Annual Audit by Treasury Wraps Up Year of Battles Over State Budget

Report shows revenues from taxes increased by total of $500 million, reflecting some growth in NJ economy

Former State Treasurer Andrew Sidamon-Eristoff
Gov. Chris Christie’s administration has officially closed the books on one of its most tumultuous budget years.

The state earlier this week released the comprehensive financial audit for the 2014 fiscal year, which saw the administration struggle with a $1 billion budget shortfall and a court challenge of its plan to remedy the gap before the fiscal year ended back on June 30.

Lawmakers last month complained that the audit was not yet available for review, saying it would make it harder for them to evaluate the $33.8 billion spending plan Christie has proposed for the next fiscal year, which begins July 1.

They were also upset that a complete list of spending adjustments — known as “lapses” — for the current fiscal year had not yet been released by the state Department of Treasury. The list has since been provided to legislative staffers, and a copy obtained by NJ Spotlight revealed $343 million in budget adjustments impacting 12 different departments.

The 2014 fiscal year audit showed tax collections mostly adhered to revised estimates Treasury released last May.

Audited income-tax collections totaled $12.3 billion, topping Treasury’s revised estimate of $12.05 billion. Audited sales-tax collections were $8.8 billion, which also beat the May estimate of $8.6 billion. The audited collections for the corporate business tax totaled $2.1 billion, slightly below the revised estimate of $2.4 billion.

In all, tax collections during the 2014 fiscal year topped revenues from the prior fiscal year by $500 million, according to the audit, meaning the state enjoyed some modest economic growth despite the budget challenges.

“The State’s three major taxes comprised 80.6 percent of the total general taxes that were collected during Fiscal Year 2014,” the audit said. “The State’s economy showed a slight improvement, as indicated by the $0.5 billion increase in general taxes when compared to Fiscal Year 2013.”

Ideally, the audit for the prior fiscal year is released before lawmakers start to go over the administration’s latest proposed budget, which Christie put forward on Feb. 24 of this year.

But that doesn’t always happen.

According to Treasury records, the audit has been released before February in five out of the last 10 fiscal years. But this year marks only the second time over the last decade that the audit of the prior fiscal year has been released by the administration in April. The last time that happened was in 2009, according to the records.

The delay was largely caused by a switch to new accounting standards, which involved taking a close look at data provided by more than a 100 local governments and school districts.

And despite the modest economic growth documented by the latest audit, that wasn’t enough to get Christie’s$33 billion budget through the year without any changes. Instead, the administration was forced to make several adjustments during the fiscal year after its initial revenue projections fell short.
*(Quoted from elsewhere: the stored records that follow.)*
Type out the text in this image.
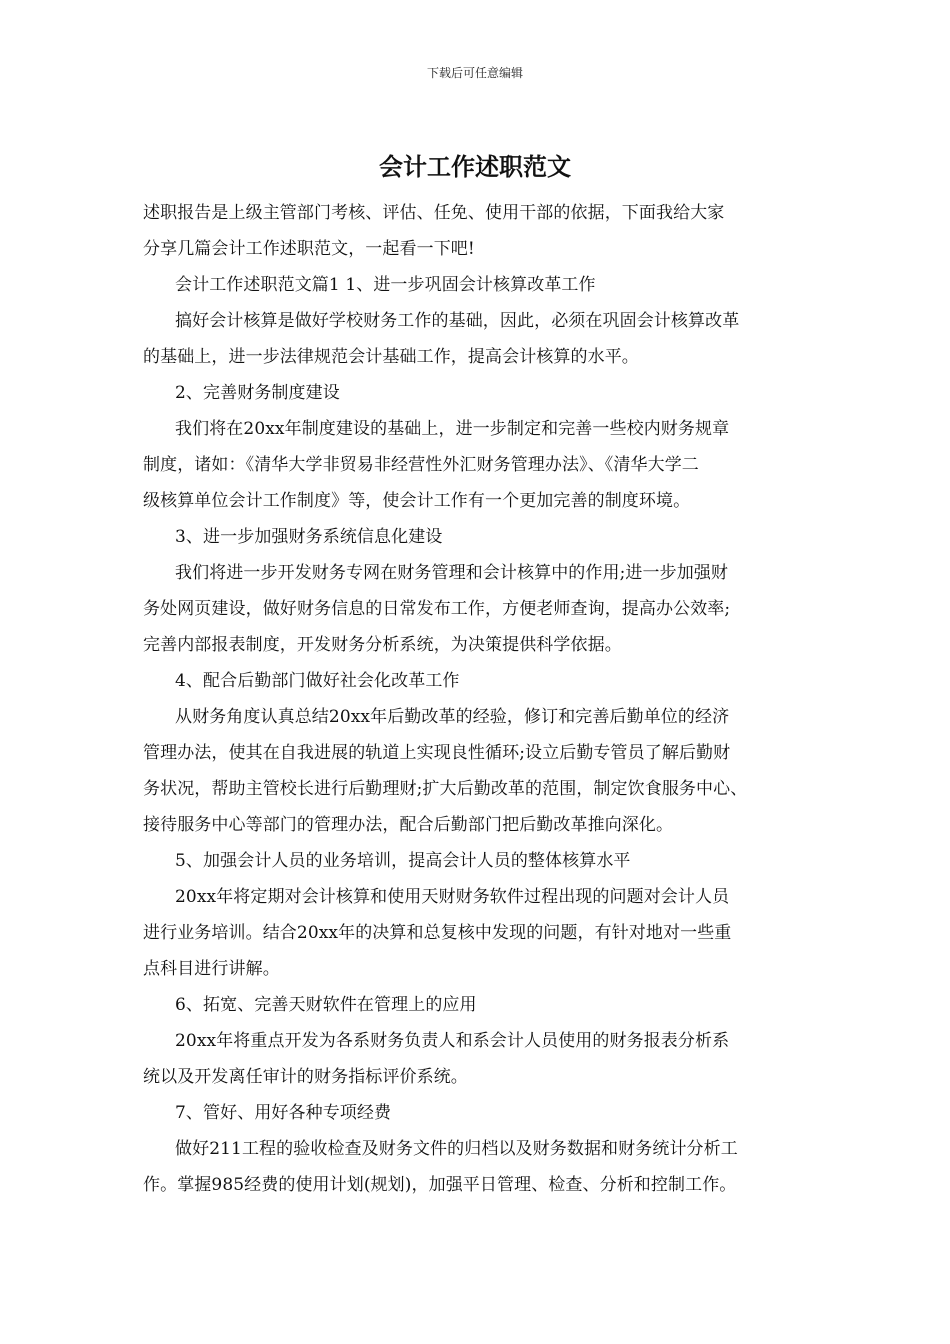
下载后可任意编辑
会计工作述职范文

述职报告是上级主管部门考核、评估、任免、使用干部的依据，下面我给大家

分享几篇会计工作述职范文，一起看一下吧!

会计工作述职范文篇1 1、进一步巩固会计核算改革工作

搞好会计核算是做好学校财务工作的基础，因此，必须在巩固会计核算改革

的基础上，进一步法律规范会计基础工作，提高会计核算的水平。

2、完善财务制度建设

我们将在20xx年制度建设的基础上，进一步制定和完善一些校内财务规章

制度，诸如：《清华大学非贸易非经营性外汇财务管理办法》、《清华大学二

级核算单位会计工作制度》等，使会计工作有一个更加完善的制度环境。

3、进一步加强财务系统信息化建设

我们将进一步开发财务专网在财务管理和会计核算中的作用;进一步加强财

务处网页建设，做好财务信息的日常发布工作，方便老师查询，提高办公效率;

完善内部报表制度，开发财务分析系统，为决策提供科学依据。

4、配合后勤部门做好社会化改革工作

从财务角度认真总结20xx年后勤改革的经验，修订和完善后勤单位的经济

管理办法，使其在自我进展的轨道上实现良性循环;设立后勤专管员了解后勤财

务状况，帮助主管校长进行后勤理财;扩大后勤改革的范围，制定饮食服务中心、

接待服务中心等部门的管理办法，配合后勤部门把后勤改革推向深化。

5、加强会计人员的业务培训，提高会计人员的整体核算水平

20xx年将定期对会计核算和使用天财财务软件过程出现的问题对会计人员

进行业务培训。结合20xx年的决算和总复核中发现的问题，有针对地对一些重

点科目进行讲解。

6、拓宽、完善天财软件在管理上的应用

20xx年将重点开发为各系财务负责人和系会计人员使用的财务报表分析系

统以及开发离任审计的财务指标评价系统。

7、管好、用好各种专项经费

做好211工程的验收检查及财务文件的归档以及财务数据和财务统计分析工

作。掌握985经费的使用计划(规划)，加强平日管理、检查、分析和控制工作。
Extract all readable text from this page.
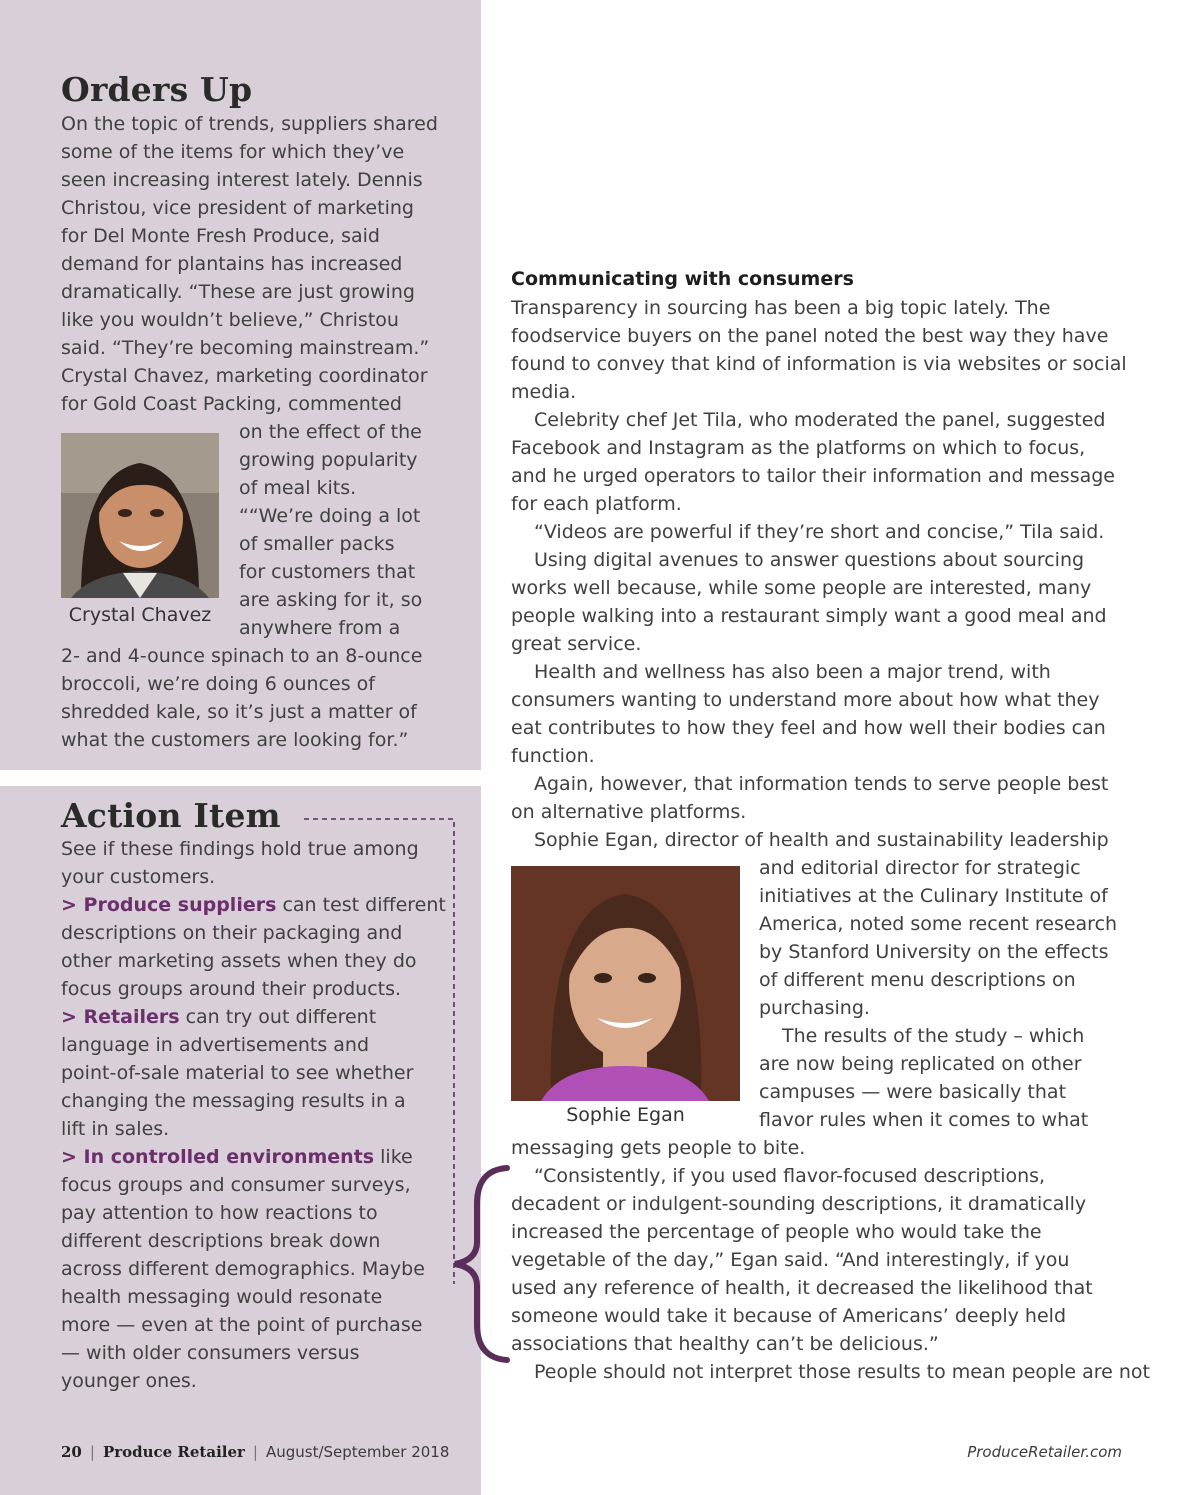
Orders Up
On the topic of trends, suppliers shared
some of the items for which they’ve
seen increasing interest lately. Dennis
Christou, vice president of marketing
for Del Monte Fresh Produce, said
demand for plantains has increased
dramatically. “These are just growing
like you wouldn’t believe,” Christou
said. “They’re becoming mainstream.”
Crystal Chavez, marketing coordinator
for Gold Coast Packing, commented
on the effect of the
growing popularity
of meal kits.
““We’re doing a lot
of smaller packs
for customers that
are asking for it, so
anywhere from a
2- and 4-ounce spinach to an 8-ounce
broccoli, we’re doing 6 ounces of
shredded kale, so it’s just a matter of
what the customers are looking for.”

Crystal Chavez

Action Item
See if these findings hold true among
your customers.
> Produce suppliers can test different
descriptions on their packaging and
other marketing assets when they do
focus groups around their products.
> Retailers can try out different
language in advertisements and
point-of-sale material to see whether
changing the messaging results in a
lift in sales.
> In controlled environments like
focus groups and consumer surveys,
pay attention to how reactions to
different descriptions break down
across different demographics. Maybe
health messaging would resonate
more — even at the point of purchase
— with older consumers versus
younger ones.
Communicating with consumers
Transparency in sourcing has been a big topic lately. The
foodservice buyers on the panel noted the best way they have
found to convey that kind of information is via websites or social
media.
Celebrity chef Jet Tila, who moderated the panel, suggested
Facebook and Instagram as the platforms on which to focus,
and he urged operators to tailor their information and message
for each platform.
“Videos are powerful if they’re short and concise,” Tila said.
Using digital avenues to answer questions about sourcing
works well because, while some people are interested, many
people walking into a restaurant simply want a good meal and
great service.
Health and wellness has also been a major trend, with
consumers wanting to understand more about how what they
eat contributes to how they feel and how well their bodies can
function.
Again, however, that information tends to serve people best
on alternative platforms.
Sophie Egan, director of health and sustainability leadership

Sophie Egan

and editorial director for strategic
initiatives at the Culinary Institute of
America, noted some recent research
by Stanford University on the effects
of different menu descriptions on
purchasing.
The results of the study – which
are now being replicated on other
campuses — were basically that
flavor rules when it comes to what
messaging gets people to bite.
“Consistently, if you used flavor-focused descriptions,
decadent or indulgent-sounding descriptions, it dramatically
increased the percentage of people who would take the
vegetable of the day,” Egan said. “And interestingly, if you
used any reference of health, it decreased the likelihood that
someone would take it because of Americans’ deeply held
associations that healthy can’t be delicious.”
People should not interpret those results to mean people are not
20 | Produce Retailer | August/September 2018	ProduceRetailer.com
Nearly $700 million in spending reductions occurred through mid-year “lapses,” savings realized after the administration lowered its revenue projections by $250 million. A roughly $1 billion shortfall then opened up in the final months of the last fiscal year, forcing a number of last-minute fixes, including the decision to reduce by nearly $900 million a planned $1.58 billion payment into the public-employee pension system.

Christie said the shortfall was tied to federal tax-policy changes enacted by the Obama administration for the 2013 tax year — namely, higher rates for the wealthy.
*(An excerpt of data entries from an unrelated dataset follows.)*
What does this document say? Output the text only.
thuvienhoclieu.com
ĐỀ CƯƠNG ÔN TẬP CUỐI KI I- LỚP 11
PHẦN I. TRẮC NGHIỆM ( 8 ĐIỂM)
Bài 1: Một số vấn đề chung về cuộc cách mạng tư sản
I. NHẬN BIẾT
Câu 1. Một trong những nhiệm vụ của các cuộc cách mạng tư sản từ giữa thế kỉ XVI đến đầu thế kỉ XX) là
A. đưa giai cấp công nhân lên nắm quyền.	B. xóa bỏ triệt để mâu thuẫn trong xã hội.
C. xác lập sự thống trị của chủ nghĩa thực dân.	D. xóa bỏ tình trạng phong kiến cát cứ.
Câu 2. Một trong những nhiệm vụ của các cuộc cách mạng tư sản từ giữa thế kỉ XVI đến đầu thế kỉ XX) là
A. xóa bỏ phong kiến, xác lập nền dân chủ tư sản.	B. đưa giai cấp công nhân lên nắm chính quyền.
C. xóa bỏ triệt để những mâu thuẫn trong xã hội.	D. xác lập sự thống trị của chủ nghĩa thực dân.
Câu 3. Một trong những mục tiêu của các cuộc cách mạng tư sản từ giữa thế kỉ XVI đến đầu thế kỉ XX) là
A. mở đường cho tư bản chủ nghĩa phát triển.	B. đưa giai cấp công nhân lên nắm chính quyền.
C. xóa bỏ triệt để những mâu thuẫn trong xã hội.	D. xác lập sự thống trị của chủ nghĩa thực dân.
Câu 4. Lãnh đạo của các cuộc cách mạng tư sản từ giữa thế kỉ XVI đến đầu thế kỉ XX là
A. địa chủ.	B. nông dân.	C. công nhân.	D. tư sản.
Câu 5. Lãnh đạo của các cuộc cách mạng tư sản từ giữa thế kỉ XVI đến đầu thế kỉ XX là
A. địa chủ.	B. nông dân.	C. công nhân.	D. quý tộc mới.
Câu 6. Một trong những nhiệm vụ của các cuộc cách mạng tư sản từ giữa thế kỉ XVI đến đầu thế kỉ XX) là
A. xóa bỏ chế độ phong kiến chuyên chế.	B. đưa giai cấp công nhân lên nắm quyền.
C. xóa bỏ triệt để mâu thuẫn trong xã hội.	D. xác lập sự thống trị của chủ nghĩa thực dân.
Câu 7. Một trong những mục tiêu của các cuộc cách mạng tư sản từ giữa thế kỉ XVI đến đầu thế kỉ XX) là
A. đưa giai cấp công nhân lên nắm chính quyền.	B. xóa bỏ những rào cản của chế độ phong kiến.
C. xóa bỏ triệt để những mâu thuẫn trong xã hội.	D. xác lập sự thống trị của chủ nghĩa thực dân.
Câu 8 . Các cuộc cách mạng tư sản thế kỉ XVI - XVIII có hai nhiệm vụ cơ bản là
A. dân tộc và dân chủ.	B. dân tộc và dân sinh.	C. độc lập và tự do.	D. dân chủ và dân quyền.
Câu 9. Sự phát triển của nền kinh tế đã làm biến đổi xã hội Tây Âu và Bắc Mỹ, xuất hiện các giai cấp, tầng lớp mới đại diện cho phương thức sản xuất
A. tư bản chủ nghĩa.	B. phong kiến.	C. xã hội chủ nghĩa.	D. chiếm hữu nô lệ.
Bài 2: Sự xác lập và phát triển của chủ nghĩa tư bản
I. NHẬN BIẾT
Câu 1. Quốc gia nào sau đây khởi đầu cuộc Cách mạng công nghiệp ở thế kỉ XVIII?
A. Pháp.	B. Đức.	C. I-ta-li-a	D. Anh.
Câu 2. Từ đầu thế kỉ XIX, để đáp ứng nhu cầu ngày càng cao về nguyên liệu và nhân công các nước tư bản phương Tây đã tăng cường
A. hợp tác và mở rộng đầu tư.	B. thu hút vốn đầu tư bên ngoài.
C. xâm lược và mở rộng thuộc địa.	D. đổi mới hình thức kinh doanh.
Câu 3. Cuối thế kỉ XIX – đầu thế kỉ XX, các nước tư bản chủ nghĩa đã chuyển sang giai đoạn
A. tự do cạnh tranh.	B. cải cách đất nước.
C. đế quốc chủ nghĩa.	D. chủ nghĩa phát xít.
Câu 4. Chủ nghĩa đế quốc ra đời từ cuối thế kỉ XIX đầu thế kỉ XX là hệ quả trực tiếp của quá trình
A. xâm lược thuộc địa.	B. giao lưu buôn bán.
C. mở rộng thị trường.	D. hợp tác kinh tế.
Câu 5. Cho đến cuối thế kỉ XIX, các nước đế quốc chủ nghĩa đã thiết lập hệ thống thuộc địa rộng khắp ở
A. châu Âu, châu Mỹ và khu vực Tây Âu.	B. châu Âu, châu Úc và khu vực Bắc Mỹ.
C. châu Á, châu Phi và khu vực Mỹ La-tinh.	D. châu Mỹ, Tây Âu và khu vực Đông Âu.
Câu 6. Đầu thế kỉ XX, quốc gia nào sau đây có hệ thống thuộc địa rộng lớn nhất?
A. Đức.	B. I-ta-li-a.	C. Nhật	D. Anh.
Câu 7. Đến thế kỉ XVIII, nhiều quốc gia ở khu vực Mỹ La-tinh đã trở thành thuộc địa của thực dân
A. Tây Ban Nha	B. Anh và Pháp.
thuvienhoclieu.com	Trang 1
Public-worker unions took Christie, a Republican, to court over the reduced pension payment, saying it violated a 2011 pension-reform law he signed after working with Democratic legislative leaders in an effort to fix a pension system that has suffered from years of underfunding by Christie and prior governors from both parties.
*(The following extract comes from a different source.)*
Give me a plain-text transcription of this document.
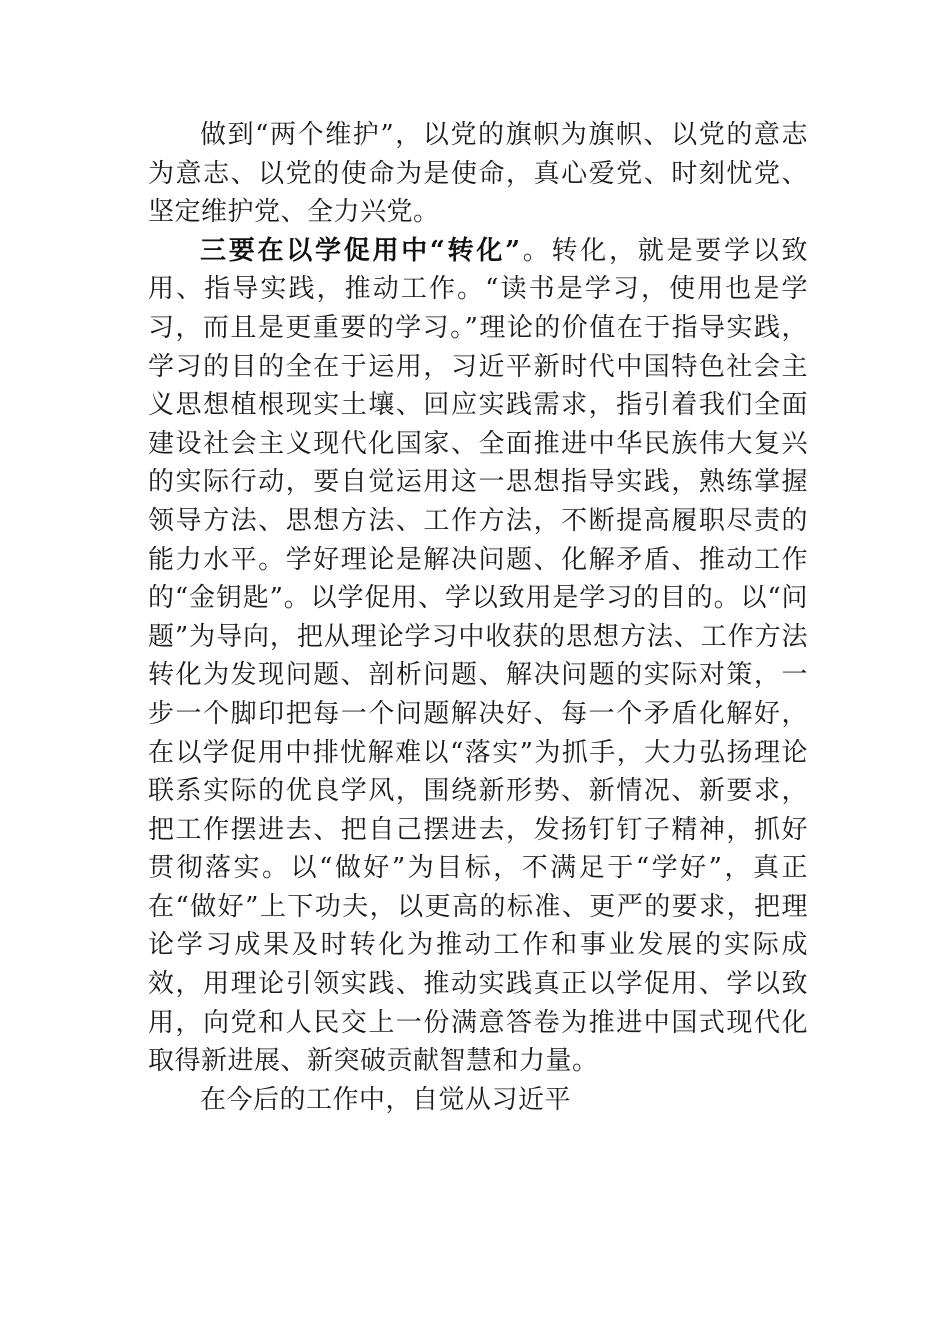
做到“两个维护”，以党的旗帜为旗帜、以党的意志为意志、以党的使命为是使命，真心爱党、时刻忧党、坚定维护党、全力兴党。

三要在以学促用中“转化”。转化，就是要学以致用、指导实践，推动工作。“读书是学习，使用也是学习，而且是更重要的学习。”理论的价值在于指导实践，学习的目的全在于运用，习近平新时代中国特色社会主义思想植根现实土壤、回应实践需求，指引着我们全面建设社会主义现代化国家、全面推进中华民族伟大复兴的实际行动，要自觉运用这一思想指导实践，熟练掌握领导方法、思想方法、工作方法，不断提高履职尽责的能力水平。学好理论是解决问题、化解矛盾、推动工作的“金钥匙”。以学促用、学以致用是学习的目的。以“问题”为导向，把从理论学习中收获的思想方法、工作方法转化为发现问题、剖析问题、解决问题的实际对策，一步一个脚印把每一个问题解决好、每一个矛盾化解好，在以学促用中排忧解难以“落实”为抓手，大力弘扬理论联系实际的优良学风，围绕新形势、新情况、新要求，把工作摆进去、把自己摆进去，发扬钉钉子精神，抓好贯彻落实。以“做好”为目标，不满足于“学好”，真正在“做好”上下功夫，以更高的标准、更严的要求，把理论学习成果及时转化为推动工作和事业发展的实际成效，用理论引领实践、推动实践真正以学促用、学以致用，向党和人民交上一份满意答卷为推进中国式现代化取得新进展、新突破贡献智慧和力量。

在今后的工作中，自觉从习近平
The 2011 law, which also called for increased employee-pension contributions, sought to establish as a contractual right of the workers a series of increased state payments into the pension fund over a seven-year period that began in 2012.

A Superior Court judge ruled late last June that Christie could make the reduced pension contribution only because the state was in the middle of a fiscal emergency, and because the state constitution prohibits deficit spending.

But the fight over the 2011 law continued into the current fiscal year after Christie also reduced a planned $2.25 billion pension payment down to $681 million, saying the state couldn’t afford the larger payment and that tax increases sought by Democrats would be bad for the state’s economy.

The worker-unions won an initial court battle challenging that cut in February, but the administration has appealed to the state Supreme Court, which will hear arguments next month.